Madame la présidente, madame la ministre, mes chers collègues, la grande majorité des acteurs concernés par cette mission « Médias, livre et industries culturelles » sont aujourd’hui très fragilisés.
Cette fragilité est née du bouleversement qu’a représenté, pour les secteurs de l’information et de la culture, la généralisation des activités en ligne. Mais elle a aussi été accentuée par la crise sanitaire et la fermeture des lieux culturels, hier, et elle le sera demain par la mise sous cloche du pays avec la tenue des jeux Olympiques.
Plus que les autres secteurs, la culture subit de nos jours une grande exposition au fait du prince. Comment mesurer l’impact de la politique culturelle de l’État lorsqu’il annonce d’une main un milliard d’euros de financements pour des projets culturels sur cinq ans, dans le cadre du plan France 2030, et qu’il menace de l’autre de déprogrammer ou de reporter les festivals en 2024 ?
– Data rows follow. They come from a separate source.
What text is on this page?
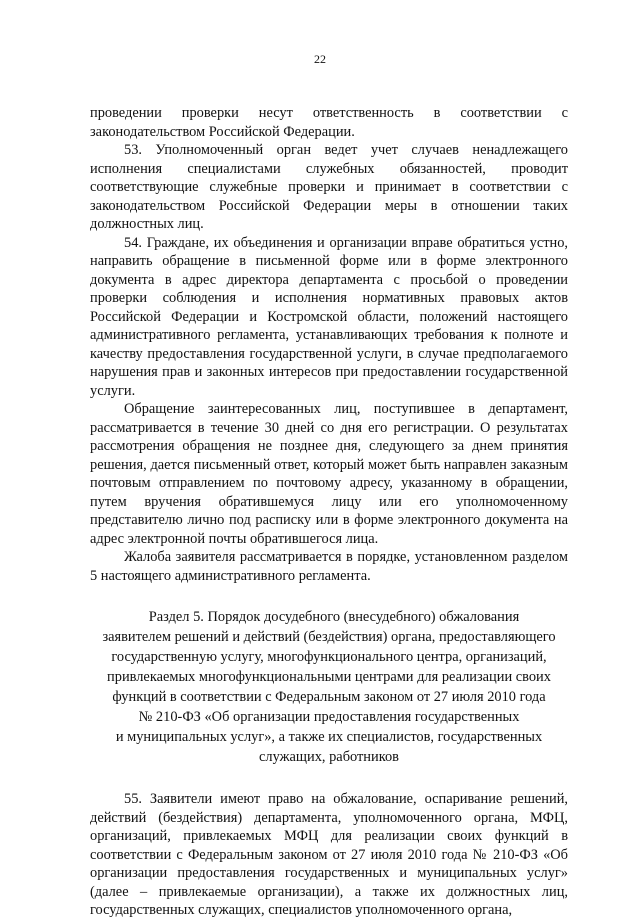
22

проведении проверки несут ответственность в соответствии с законодательством Российской Федерации.

53. Уполномоченный орган ведет учет случаев ненадлежащего исполнения специалистами служебных обязанностей, проводит соответствующие служебные проверки и принимает в соответствии с законодательством Российской Федерации меры в отношении таких должностных лиц.

54. Граждане, их объединения и организации вправе обратиться устно, направить обращение в письменной форме или в форме электронного документа в адрес директора департамента с просьбой о проведении проверки соблюдения и исполнения нормативных правовых актов Российской Федерации и Костромской области, положений настоящего административного регламента, устанавливающих требования к полноте и качеству предоставления государственной услуги, в случае предполагаемого нарушения прав и законных интересов при предоставлении государственной услуги.

Обращение заинтересованных лиц, поступившее в департамент, рассматривается в течение 30 дней со дня его регистрации. О результатах рассмотрения обращения не позднее дня, следующего за днем принятия решения, дается письменный ответ, который может быть направлен заказным почтовым отправлением по почтовому адресу, указанному в обращении, путем вручения обратившемуся лицу или его уполномоченному представителю лично под расписку или в форме электронного документа на адрес электронной почты обратившегося лица.

Жалоба заявителя рассматривается в порядке, установленном разделом 5 настоящего административного регламента.

Раздел 5. Порядок досудебного (внесудебного) обжалования
заявителем решений и действий (бездействия) органа, предоставляющего
государственную услугу, многофункционального центра, организаций,
привлекаемых многофункциональными центрами для реализации своих
функций в соответствии с Федеральным законом от 27 июля 2010 года
№ 210-ФЗ «Об организации предоставления государственных
и муниципальных услуг», а также их специалистов, государственных
служащих, работников

55. Заявители имеют право на обжалование, оспаривание решений, действий (бездействия) департамента, уполномоченного органа, МФЦ, организаций, привлекаемых МФЦ для реализации своих функций в соответствии с Федеральным законом от 27 июля 2010 года № 210-ФЗ «Об организации предоставления государственных и муниципальных услуг» (далее – привлекаемые организации), а также их должностных лиц, государственных служащих, специалистов уполномоченного органа,
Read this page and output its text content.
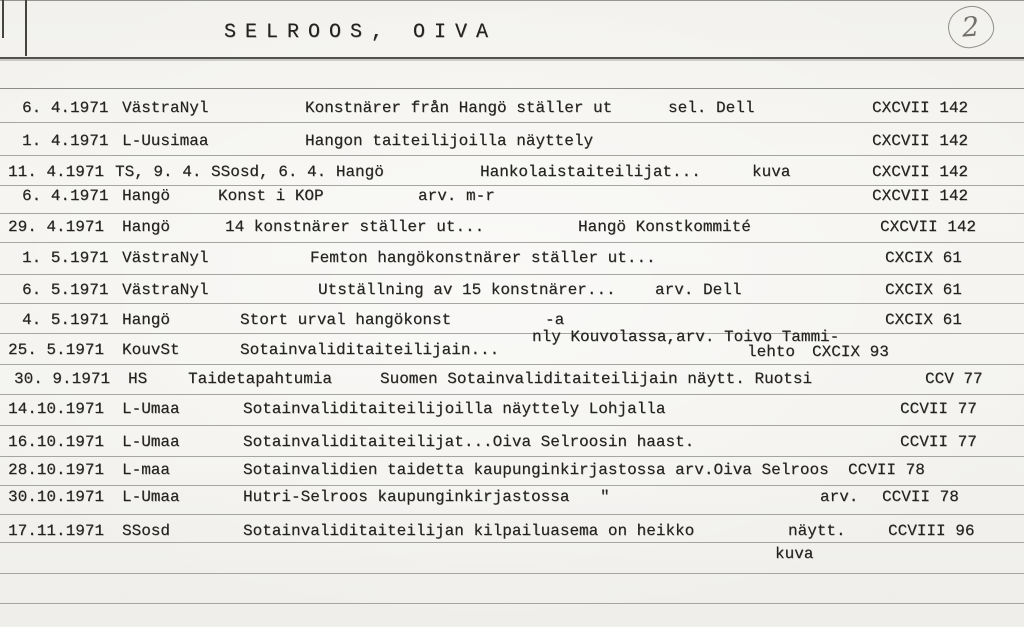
SELROOS, OIVA	2
6. 4.1971 VästraNyl	Konstnärer från Hangö ställer ut	sel. Dell	CXCVII 142
1. 4.1971 L-Uusimaa	Hangon taiteilijoilla näyttely	CXCVII 142
11. 4.1971 TS, 9. 4. SSosd, 6. 4. Hangö	Hankolaistaiteilijat...	kuva	CXCVII 142
6. 4.1971 Hangö	Konst i KOP	arv. m-r	CXCVII 142
29. 4.1971 Hangö	14 konstnärer ställer ut...	Hangö Konstkommité	CXCVII 142
1. 5.1971 VästraNyl	Femton hangökonstnärer ställer ut...	CXCIX 61
6. 5.1971 VästraNyl	Utställning av 15 konstnärer... arv. Dell	CXCIX 61
4. 5.1971 Hangö	Stort urval hangökonst	-a	CXCIX 61
25. 5.1971 KouvSt	Sotainvaliditaiteilijain...
nly Kouvolassa,arv. Toivo Tammi-
lehto CXCIX 93
30. 9.1971 HS	Taidetapahtumia	Suomen Sotainvaliditaiteilijain näytt. Ruotsi	CCV 77
14.10.1971 L-Umaa	Sotainvaliditaiteilijoilla näyttely Lohjalla	CCVII 77
16.10.1971 L-Umaa	Sotainvaliditaiteilijat...Oiva Selroosin haast.	CCVII 77
28.10.1971 L-maa	Sotainvalidien taidetta kaupunginkirjastossa arv.Oiva Selroos CCVII 78
30.10.1971 L-Umaa	Hutri-Selroos kaupunginkirjastossa "	arv. CCVII 78
17.11.1971 SSosd	Sotainvaliditaiteilijan kilpailuasema on heikko	näytt.	CCVIII 96
kuva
Seuls les secteurs numérisés comme celui du jeu vidéo semblent épargnés et peuvent se projeter à long terme. L’avenir dira également si la belle santé du secteur du livre se maintiendra. Je lis avec inquiétude que la fréquentation des bibliothèques municipales est toujours inférieure à son niveau de 2019.
La situation du cinéma est plus inquiétante, car le système actuel repose pour partie sur la taxation des entrées en salles. L’entrée en vigueur des décrets Smad (services de médias audiovisuels à la demande), qui actent la participation des plateformes de vidéo à la demande au financement de productions françaises, ne garantit pas le retour des spectateurs en salles. La montée en puissance de la vidéo à la demande durant le confinement et le développement de formats très courts sur les réseaux sociaux représentent une concurrence peu chère, voire gratuite.
Face à cette fragilité, l’État doit adapter l’aide financière qu’il apporte à chacun de ces secteurs et accompagner l’émergence de nouveaux modes de financement pour protéger les forces intellectuelles et créatives de ce pays.
Pourtant, ce budget met fin aux aides exceptionnelles mises en place pour éviter la disparition de ces écosystèmes culturels. Vous proposez, madame la ministre, d’y substituer le plan France 2030. Dans le détail, cela représente 250 millions d’euros pour le développement d’offres culturelles immersives, 350 millions d’euros pour l’appel à projets « La grande fabrique de l’image » et 400 millions d’euros pour l’accélération des industries culturelles.
France 2030 a donc plus vocation à soutenir des initiatives émergentes qu’à préserver l’existant. La cotutelle exercée par le CNC et la Caisse des dépôts et consignations nous éclaire également sur la forte logique économique qui sous-tend l’appel à projets « La grande fabrique de l’image », qui échappera de fait au ministère de la culture. Nous ne pouvons donc pas nous en satisfaire.
La situation de la presse écrite nous inquiète également, malgré le rebond de 2021. La question du système de distribution n’est toujours pas résolue. Les aides à la presse devraient être réorientées et conditionnées, comme l’a suggéré la commission d’enquête du Sénat sur la concentration des médias.
Il me semble, madame la ministre, que le Gouvernement a laissé peu de chance au crédit d’impôt sur le premier abonnement. Nous avions déposé plusieurs amendements destinés à l’étendre et à l’adapter, mais aucun n’a été retenu.
L’avenir de l’audiovisuel public nous semble aussi compromis. Après 49 ans d’existence, la redevance a tiré sa révérence. Elle est remplacée par une solution provisoire de financement qui crée un climat d’incertitude. Le service public a besoin d’un financement stable et pérenne sans être soumis aux aléas de la conjoncture politique.
Ce financement est injuste, car tous les Français participeront au même niveau à cette ponction de TVA, ce qui n’était pas le cas de la redevance.
Il est encore possible d’améliorer le financement de l’audiovisuel public en augmentant sa progressivité. Là encore, nous avions proposé un amendement, mais il a lui aussi été rejeté.
Nous attendons des garanties sur la pérennité de l’audiovisuel public, ses moyens et son indépendance.
L’importance de protéger ce pluralisme dépasse d’ailleurs notre seul pays, à l’heure où des guerres de désinformation sont menées à travers le monde.
Vous avez souligné, monsieur le rapporteur, le succès de TV5 Monde à l’étranger en 2022 : sur les 300 millions de francophones qui la reçoivent, 1, 8 million de visiteurs sont originaires d’Algérie, du Maroc ou de l’Espagne. Ce n’est certes pas l’audience de la BBC World Service, qui compte plus de 350 millions de téléspectateurs, mais des réserves d’audience restent à conquérir !
Pour toutes ces raisons, le groupe Écologiste – Solidarité et Territoires ne votera pas les crédits alloués au compte de concours financiers « Avances à l’audiovisuel public ».